![]() |
Foto Ilustrasi (Repro, pen) |
(Catatan penulis: kisah ini saya tulis pada April 2013 di Kasonaweja, tatkala masih mahasiswa dan mengikuti asistensi paskah di sana. Kebetulan, tulisan ini masih ada sehingga saya ingin menampilkan di sini agar tetap diingat).
“Semenjak tiba di Mamberamo Raya, Bapak dan Ibu punya kerinduan besar untuk membangun persekutuan umat Katolik, sebab kami selalu berdoa di GKI dan GIDI tapi tidak sesuai dengan tradisi iman Katolik”
Ungkap bapak Antonius Manaman, S.E, ketua Komunitas Basis “Terang Kristus” Kaso-Meso, Mamberamo Raya dalam suatu kunjungan ke rumah beliau, Jumat, 29/04. Bapak kelahiran 19 Juni 1962, asal suku Muyu, Merauke-Papua, itu berkisah bahwa sejak dipindahkan dari Serui ke Mamberamo Raya, dirinya tidak pernah berjumpa dengan orang Katolik.
Karena tidak adanya komunitas ataupun gereja
Katolik di Kasonaweja, Beliau bersama keluarganya tekun dan rajin mengikuti
kebaktian di Gereja Kristen Injili (GKI) atau Gereja Injili Di Indonesia
(GIDI). Setiap kali mengikuti kebaktian di kedua gereja itu, dirinya selalu
dirundung kecemasan dan kegelisahan. Pasalnya, kebiasaan iman seperti di dalam
Gereja Katolik tidak pernah ditemuinya. “Kami mendengar Firman Tuhan dan
khotbah, tapi terasa ada kekosongan iman. Kami rindu untuk menyambut Tubuh
Kristus tapi tidak mendapatkannya” ungkapnya sedih.
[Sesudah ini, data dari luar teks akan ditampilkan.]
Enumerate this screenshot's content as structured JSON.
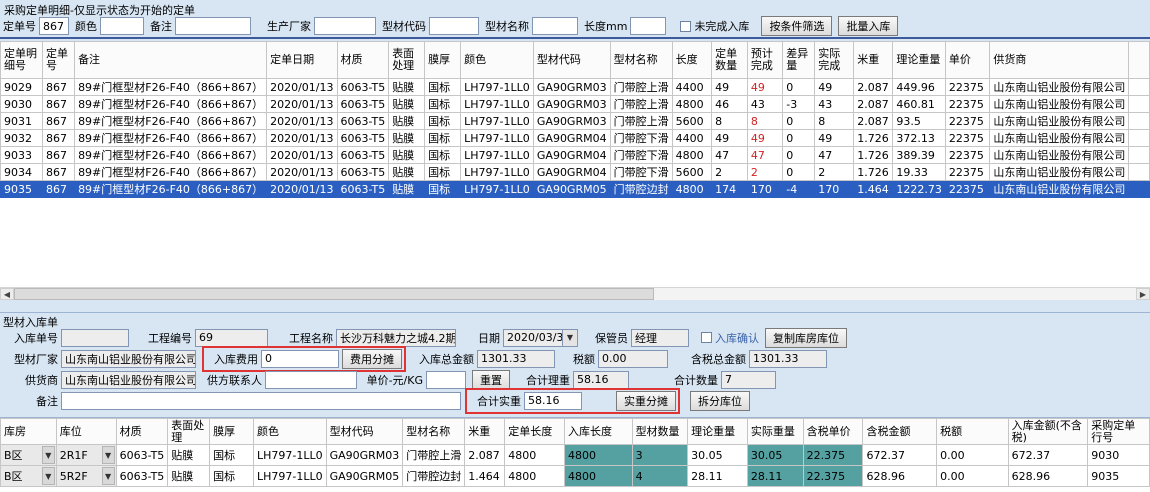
{
  "window_title": "采购定单明细-仅显示状态为开始的定单",
  "filter_bar": {
    "fields": [
      {
        "label": "定单号",
        "value": "867"
      },
      {
        "label": "颜色",
        "value": ""
      },
      {
        "label": "备注",
        "value": ""
      },
      {
        "label": "生产厂家",
        "value": ""
      },
      {
        "label": "型材代码",
        "value": ""
      },
      {
        "label": "型材名称",
        "value": ""
      },
      {
        "label": "长度mm",
        "value": ""
      }
    ],
    "unfinished_checkbox": {
      "label": "未完成入库",
      "checked": false
    },
    "filter_button": "按条件筛选",
    "batch_inbound_button": "批量入库"
  },
  "order_table": {
    "columns": [
      "定单明细号",
      "定单号",
      "备注",
      "定单日期",
      "材质",
      "表面处理",
      "膜厚",
      "颜色",
      "型材代码",
      "型材名称",
      "长度",
      "定单数量",
      "预计完成",
      "差异量",
      "实际完成",
      "米重",
      "理论重量",
      "单价",
      "供货商",
      ""
    ],
    "red_column": 12,
    "rows": [
      {
        "selected": false,
        "red": true,
        "cells": [
          "9029",
          "867",
          "89#门框型材F26-F40（866+867）",
          "2020/01/13",
          "6063-T5",
          "贴膜",
          "国标",
          "LH797-1LL0",
          "GA90GRM03",
          "门带腔上滑",
          "4400",
          "49",
          "49",
          "0",
          "49",
          "2.087",
          "449.96",
          "22375",
          "山东南山铝业股份有限公司",
          ""
        ]
      },
      {
        "selected": false,
        "red": false,
        "cells": [
          "9030",
          "867",
          "89#门框型材F26-F40（866+867）",
          "2020/01/13",
          "6063-T5",
          "贴膜",
          "国标",
          "LH797-1LL0",
          "GA90GRM03",
          "门带腔上滑",
          "4800",
          "46",
          "43",
          "-3",
          "43",
          "2.087",
          "460.81",
          "22375",
          "山东南山铝业股份有限公司",
          ""
        ]
      },
      {
        "selected": false,
        "red": true,
        "cells": [
          "9031",
          "867",
          "89#门框型材F26-F40（866+867）",
          "2020/01/13",
          "6063-T5",
          "贴膜",
          "国标",
          "LH797-1LL0",
          "GA90GRM03",
          "门带腔上滑",
          "5600",
          "8",
          "8",
          "0",
          "8",
          "2.087",
          "93.5",
          "22375",
          "山东南山铝业股份有限公司",
          ""
        ]
      },
      {
        "selected": false,
        "red": true,
        "cells": [
          "9032",
          "867",
          "89#门框型材F26-F40（866+867）",
          "2020/01/13",
          "6063-T5",
          "贴膜",
          "国标",
          "LH797-1LL0",
          "GA90GRM04",
          "门带腔下滑",
          "4400",
          "49",
          "49",
          "0",
          "49",
          "1.726",
          "372.13",
          "22375",
          "山东南山铝业股份有限公司",
          ""
        ]
      },
      {
        "selected": false,
        "red": true,
        "cells": [
          "9033",
          "867",
          "89#门框型材F26-F40（866+867）",
          "2020/01/13",
          "6063-T5",
          "贴膜",
          "国标",
          "LH797-1LL0",
          "GA90GRM04",
          "门带腔下滑",
          "4800",
          "47",
          "47",
          "0",
          "47",
          "1.726",
          "389.39",
          "22375",
          "山东南山铝业股份有限公司",
          ""
        ]
      },
      {
        "selected": false,
        "red": true,
        "cells": [
          "9034",
          "867",
          "89#门框型材F26-F40（866+867）",
          "2020/01/13",
          "6063-T5",
          "贴膜",
          "国标",
          "LH797-1LL0",
          "GA90GRM04",
          "门带腔下滑",
          "5600",
          "2",
          "2",
          "0",
          "2",
          "1.726",
          "19.33",
          "22375",
          "山东南山铝业股份有限公司",
          ""
        ]
      },
      {
        "selected": true,
        "red": false,
        "cells": [
          "9035",
          "867",
          "89#门框型材F26-F40（866+867）",
          "2020/01/13",
          "6063-T5",
          "贴膜",
          "国标",
          "LH797-1LL0",
          "GA90GRM05",
          "门带腔边封",
          "4800",
          "174",
          "170",
          "-4",
          "170",
          "1.464",
          "1222.73",
          "22375",
          "山东南山铝业股份有限公司",
          ""
        ]
      }
    ]
  },
  "inbound_panel": {
    "title": "型材入库单",
    "fields": {
      "inbound_no": {
        "label": "入库单号",
        "value": ""
      },
      "project_no": {
        "label": "工程编号",
        "value": "69"
      },
      "project_name": {
        "label": "工程名称",
        "value": "长沙万科魅力之城4.2期"
      },
      "date": {
        "label": "日期",
        "value": "2020/03/31"
      },
      "keeper": {
        "label": "保管员",
        "value": "经理"
      },
      "confirm_checkbox": {
        "label": "入库确认",
        "checked": false
      },
      "copy_location_button": "复制库房库位",
      "factory": {
        "label": "型材厂家",
        "value": "山东南山铝业股份有限公司"
      },
      "inbound_fee": {
        "label": "入库费用",
        "value": "0"
      },
      "fee_share_button": "费用分摊",
      "total_amount": {
        "label": "入库总金额",
        "value": "1301.33"
      },
      "tax": {
        "label": "税额",
        "value": "0.00"
      },
      "total_with_tax": {
        "label": "含税总金额",
        "value": "1301.33"
      },
      "supplier": {
        "label": "供货商",
        "value": "山东南山铝业股份有限公司"
      },
      "supplier_contact": {
        "label": "供方联系人",
        "value": ""
      },
      "unit_price": {
        "label": "单价-元/KG",
        "value": ""
      },
      "reset_button": "重置",
      "total_theory_weight": {
        "label": "合计理重",
        "value": "58.16"
      },
      "total_qty": {
        "label": "合计数量",
        "value": "7"
      },
      "remark": {
        "label": "备注",
        "value": ""
      },
      "total_actual_weight": {
        "label": "合计实重",
        "value": "58.16"
      },
      "actual_share_button": "实重分摊",
      "split_location_button": "拆分库位"
    }
  },
  "inbound_table": {
    "columns": [
      "库房",
      "库位",
      "材质",
      "表面处理",
      "膜厚",
      "颜色",
      "型材代码",
      "型材名称",
      "米重",
      "定单长度",
      "入库长度",
      "型材数量",
      "理论重量",
      "实际重量",
      "含税单价",
      "含税金额",
      "税额",
      "入库金额(不含税)",
      "采购定单行号"
    ],
    "teal_columns": [
      10,
      11,
      13,
      14
    ],
    "combo_columns": [
      0,
      1
    ],
    "rows": [
      {
        "cells": [
          "B区",
          "2R1F",
          "6063-T5",
          "贴膜",
          "国标",
          "LH797-1LL0",
          "GA90GRM03",
          "门带腔上滑",
          "2.087",
          "4800",
          "4800",
          "3",
          "30.05",
          "30.05",
          "22.375",
          "672.37",
          "0.00",
          "672.37",
          "9030"
        ]
      },
      {
        "cells": [
          "B区",
          "5R2F",
          "6063-T5",
          "贴膜",
          "国标",
          "LH797-1LL0",
          "GA90GRM05",
          "门带腔边封",
          "1.464",
          "4800",
          "4800",
          "4",
          "28.11",
          "28.11",
          "22.375",
          "628.96",
          "0.00",
          "628.96",
          "9035"
        ]
      }
    ]
  }
}
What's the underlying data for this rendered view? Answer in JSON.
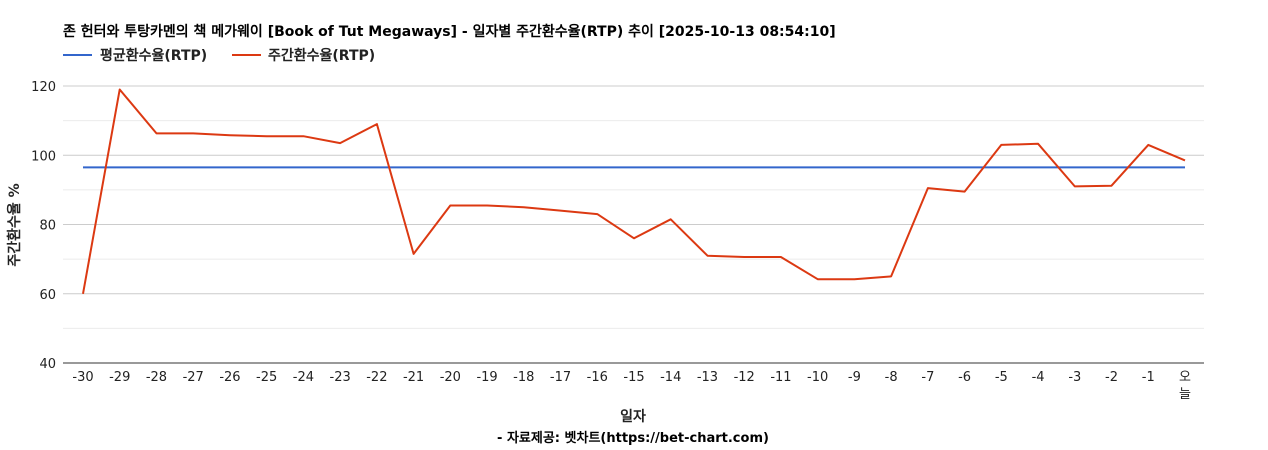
{
  "chart_data": {
    "type": "line",
    "title": "존 헌터와 투탕카멘의 책 메가웨이 [Book of Tut Megaways] - 일자별 주간환수율(RTP) 추이 [2025-10-13 08:54:10]",
    "xlabel": "일자",
    "ylabel": "주간환수율 %",
    "source": "- 자료제공: 벳차트(https://bet-chart.com)",
    "ylim": [
      40,
      120
    ],
    "yticks": [
      "40",
      "60",
      "80",
      "100",
      "120"
    ],
    "grid": true,
    "legend_position": "top-left",
    "categories": [
      "-30",
      "-29",
      "-28",
      "-27",
      "-26",
      "-25",
      "-24",
      "-23",
      "-22",
      "-21",
      "-20",
      "-19",
      "-18",
      "-17",
      "-16",
      "-15",
      "-14",
      "-13",
      "-12",
      "-11",
      "-10",
      "-9",
      "-8",
      "-7",
      "-6",
      "-5",
      "-4",
      "-3",
      "-2",
      "-1",
      "오늘"
    ],
    "series": [
      {
        "name": "평균환수율(RTP)",
        "color": "#3366cc",
        "values": [
          96.5,
          96.5,
          96.5,
          96.5,
          96.5,
          96.5,
          96.5,
          96.5,
          96.5,
          96.5,
          96.5,
          96.5,
          96.5,
          96.5,
          96.5,
          96.5,
          96.5,
          96.5,
          96.5,
          96.5,
          96.5,
          96.5,
          96.5,
          96.5,
          96.5,
          96.5,
          96.5,
          96.5,
          96.5,
          96.5,
          96.5
        ]
      },
      {
        "name": "주간환수율(RTP)",
        "color": "#dc3912",
        "values": [
          60,
          119,
          106.3,
          106.3,
          105.8,
          105.5,
          105.5,
          103.5,
          109,
          71.5,
          85.5,
          85.5,
          85,
          84,
          83,
          76,
          81.5,
          71,
          70.6,
          70.6,
          64.2,
          64.2,
          65,
          90.5,
          89.5,
          103,
          103.3,
          91,
          91.2,
          103,
          98.5
        ]
      }
    ]
  }
}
Bola mata beliau berkaca-kaca. Sesekali lenso
kuning miliknya menyeka tetesan air mata yang jatuh. Dalam keadaan tubuh yang
kurang sehat, Beliau terus berkisah tentang kerinduannya untuk membangun
komunitas Katolik dan menerima komuni kudus.
“Saya
dengan Ibu sudah berniat untuk membangun rumah doa kecil, agar setiap Minggu
kami berdoa di situ. Ibu selalu memotivasi saya untuk membangunnya. Kendalanya
kami tidak mempunyai tanah untuk membangun rumah doa semacam itu” lanjut Bapak
yang sejak tahun 1985 sudah berkarya sebagai guru di tengah umat Protestan hingga
kini.
Kerinduan
itu terus hidup dalam hati mereka. Meskipun disadari untuk mendapatkan tanah
membangun semacam kapel memang sulit. Warga setempat tidak mengizinkan tanahnya
untuk dibangun gereja.
“Kami
terus bergumul dalam doa. Kami mohon petunjuk dan rahmat dari Tuhan agar kami
bisa membangun persekutuan umat Katolik di daerah Mamberamo ini” lanjutnya.
Siang dan malam, Bapak Manaman dan Istrinya selalu berdoa dan berharap agar
kekal Gereja Katolik bisa berkembang di Mamberamo Raya.
Keinginan
dan kerinduan kedua pasangan yang lama hidup di tengah saudara Protestan ini
sungguh membuahkan hasil. Tahun 2009, datanglah sebagian umat Katolik dari
tanah Toraja, Flores, Kei dan lain-lain. Beberapa orang mulai berkumpul di
Kasonaweja, Mamberamo Raya. Mereka datang sebagai guru, PNS, pengusaha, tukang
dan swasta. Namun karena belum adanya gedung gereja, semua umat Katolik itu
mengikuti kebaktian di Gereja GKI atau GIDI.
Mengetahui
bahwa sudah ada beberapa umat Katolik di Kasonaweja, bapak Manaman lalu
menuturkan kerinduannya kepada bapak Semar, seorang pegawai PU. Kerinduan bapak
Manaman ditanggapi positif oleh bapak Semar. Mereka pun mulai merencanakan aksi
untuk mendata semua umat Katolik di Mamberamo Raya.
Masih
dalam rencana pendataan umat, datang pula beberapa guru kontrakan dari
kabupaten Mimika, Papua. Umat yang baru datang ini berasal dari Merauke, Kei
dan Tanimbar. Dari Merauke adalah bapak Walter Wasing Kaibu. Beliua inilah yang
menjadi pendobrak dan penggerak karya bapak Antonius Manaman dan bapak Semar.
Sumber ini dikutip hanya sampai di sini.